Le film s’enlise rapidement dans un scénario nébuleux qui, à force de vouloir cultiver le mystère, finit surtout par frôler l’absurde. Rien ne semble vraiment tenir ensemble, comme si l’intrigue improvisait ses propres règles au fil des scènes. Les acteurs, pourtant capables de bien mieux, paraissent abandonnés à eux-mêmes et jouent chacun dans leur propre film. Quant à la mise en scène, elle manque cruellement de tension et avance d’un pas lourd, sans jamais parvenir à instaurer le malaise ou la fascination qu’exige ce type de récit.

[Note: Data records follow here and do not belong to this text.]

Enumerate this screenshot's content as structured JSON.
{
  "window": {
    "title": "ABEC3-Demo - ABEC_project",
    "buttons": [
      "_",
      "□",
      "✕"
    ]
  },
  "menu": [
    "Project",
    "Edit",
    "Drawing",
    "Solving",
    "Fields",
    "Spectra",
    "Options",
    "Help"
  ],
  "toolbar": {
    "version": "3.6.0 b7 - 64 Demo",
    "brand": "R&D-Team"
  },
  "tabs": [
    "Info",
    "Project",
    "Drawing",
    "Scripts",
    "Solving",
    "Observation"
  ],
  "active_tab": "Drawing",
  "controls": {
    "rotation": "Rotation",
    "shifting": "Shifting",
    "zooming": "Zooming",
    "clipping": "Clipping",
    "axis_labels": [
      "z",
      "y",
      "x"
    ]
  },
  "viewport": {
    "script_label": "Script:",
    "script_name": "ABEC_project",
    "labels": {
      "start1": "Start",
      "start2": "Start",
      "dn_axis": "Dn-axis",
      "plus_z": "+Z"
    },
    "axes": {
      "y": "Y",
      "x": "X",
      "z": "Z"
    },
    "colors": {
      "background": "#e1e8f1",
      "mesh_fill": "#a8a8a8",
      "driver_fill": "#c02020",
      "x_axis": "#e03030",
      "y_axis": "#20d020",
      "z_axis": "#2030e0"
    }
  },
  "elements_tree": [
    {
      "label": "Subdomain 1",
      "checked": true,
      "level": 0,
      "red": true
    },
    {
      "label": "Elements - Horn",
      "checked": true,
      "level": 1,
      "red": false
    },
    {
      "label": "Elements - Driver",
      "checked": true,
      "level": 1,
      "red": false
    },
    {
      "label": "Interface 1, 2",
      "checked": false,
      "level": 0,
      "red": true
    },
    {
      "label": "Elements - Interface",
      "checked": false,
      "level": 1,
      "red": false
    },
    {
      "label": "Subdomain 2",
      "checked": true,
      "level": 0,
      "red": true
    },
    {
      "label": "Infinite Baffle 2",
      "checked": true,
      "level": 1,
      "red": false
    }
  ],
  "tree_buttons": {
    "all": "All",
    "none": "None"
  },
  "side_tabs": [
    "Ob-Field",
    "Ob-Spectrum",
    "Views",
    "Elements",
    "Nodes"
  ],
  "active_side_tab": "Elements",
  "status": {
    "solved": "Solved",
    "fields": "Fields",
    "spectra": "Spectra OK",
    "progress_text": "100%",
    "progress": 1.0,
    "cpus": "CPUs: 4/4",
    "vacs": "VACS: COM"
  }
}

Le plus décevant reste sans doute l’accumulation de clichés : profileur torturé, serial killer “visionnaire”, atmosphère poisseuse fabriquée à la chaîne… tout y passe, sans jamais être réinventé. Là où ces thrillers des années 90 savaient parfois créer une véritable obsession, Suspect Zero ne provoque qu’une lassitude polie.
Certaines nostalgies gagnent décidément à rester intactes.